We are headed toward single payer in this country. Doctors will continue to complain that obamacare, medicaid, and medicare rates are too low to make their practice/dreams work. The government will say: okay, we will train doctors to work just in the medicaid, medicare fields and also give them tremendous school debt write down. Then voila! You is there.

The problem in this country with just training more doctors, is that doctors want to become specialists and gravitate away from treating the hoi polloi as part of a daily grind. You get a better return on training more nurse practioners if you want a lower cost means of increasing frontline care.
 
You get a better return on training more nurse practioners if you want a lower cost means of increasing frontline care.

I'm not sure what kind of training NP's get. Or if there is a shortage. I'm ok with the new doc's becoming specialists because that is generally where medicare is spending the big bucks anyway. In many cities, it is tough to get in to see a specialist. We know the AMA will try its best to block any expansion of medical schools.

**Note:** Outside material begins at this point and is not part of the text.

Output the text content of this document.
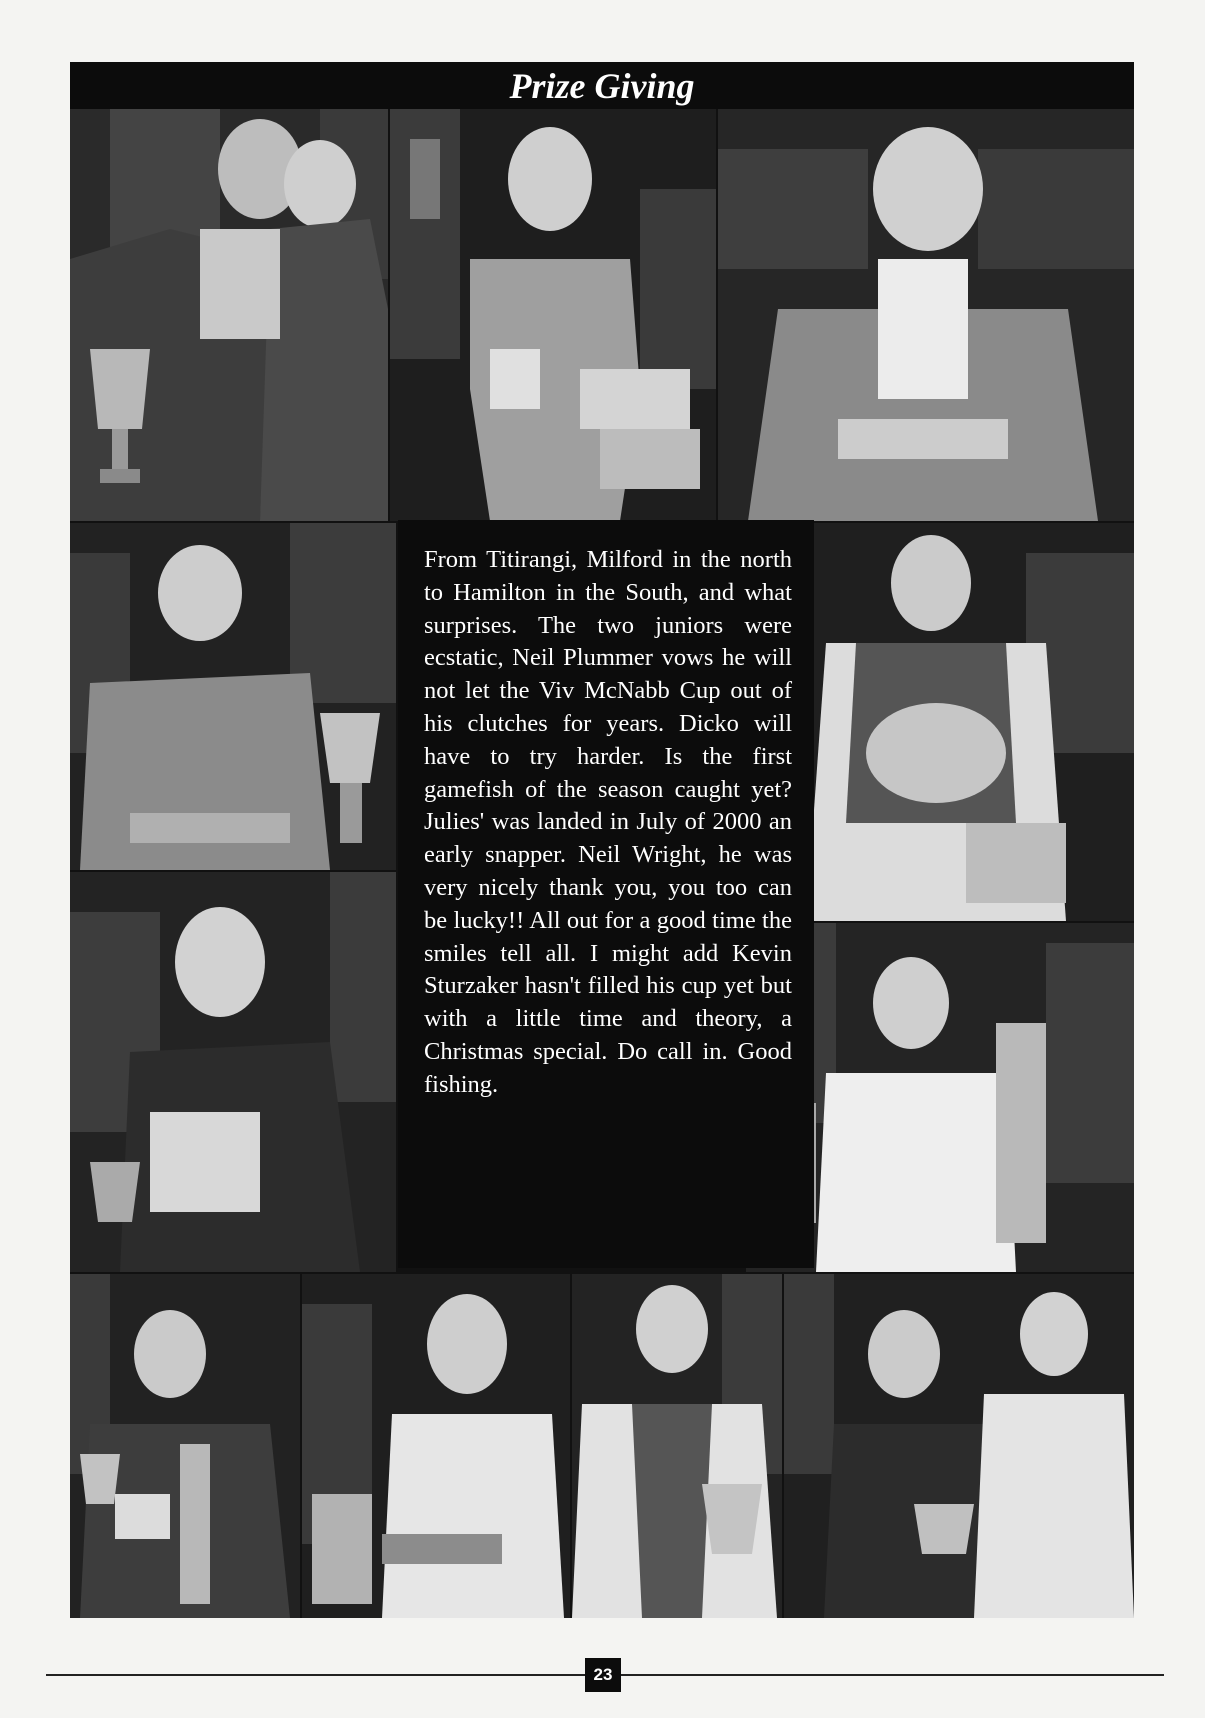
Prize Giving

From Titirangi, Milford in the north to Hamilton in the South, and what surprises. The two juniors were ecstatic, Neil Plummer vows he will not let the Viv McNabb Cup out of his clutches for years. Dicko will have to try harder. Is the first gamefish of the season caught yet? Julies' was landed in July of 2000 an early snapper. Neil Wright, he was very nicely thank you, you too can be lucky!! All out for a good time the smiles tell all. I might add Kevin Sturzaker hasn't filled his cup yet but with a little time and theory, a Christmas special. Do call in. Good fishing.

23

No different from school teacher unions on charter schools or asking military brass about Erik Prince's plan to privatize Afghanistan.

A side benefit of my plan would be the diversion of smart people from socially damaging work as lawyers to medicine.
 
We evidently have a severe shortage of doctors, so much so that we bring them in from foreign countries even with all the risk if substandard education, etc that entails.

Why wouldn't we subsidize more medical schools? Seems like a very obvious thing to do. I bet half the kids who go to law school could easily handle med school as an alternative. At least then they might do something productive with their lives.

You are implying that Americans are better candidates and this is often not the case. Many Americans have "substandard" education and the inherent risks. Corporations and hospitals recruit outside of the US because talent and skills know no borders. Some of you may think you can tell corporations to only hire Americans but that puts them at a competitive disadvantage and will encourage them to farm out parts of their operations outside of the country or even move entirely. You seem to think you can entice American kids to choose careers that match your idea of what the country needs. Again, not how the world works.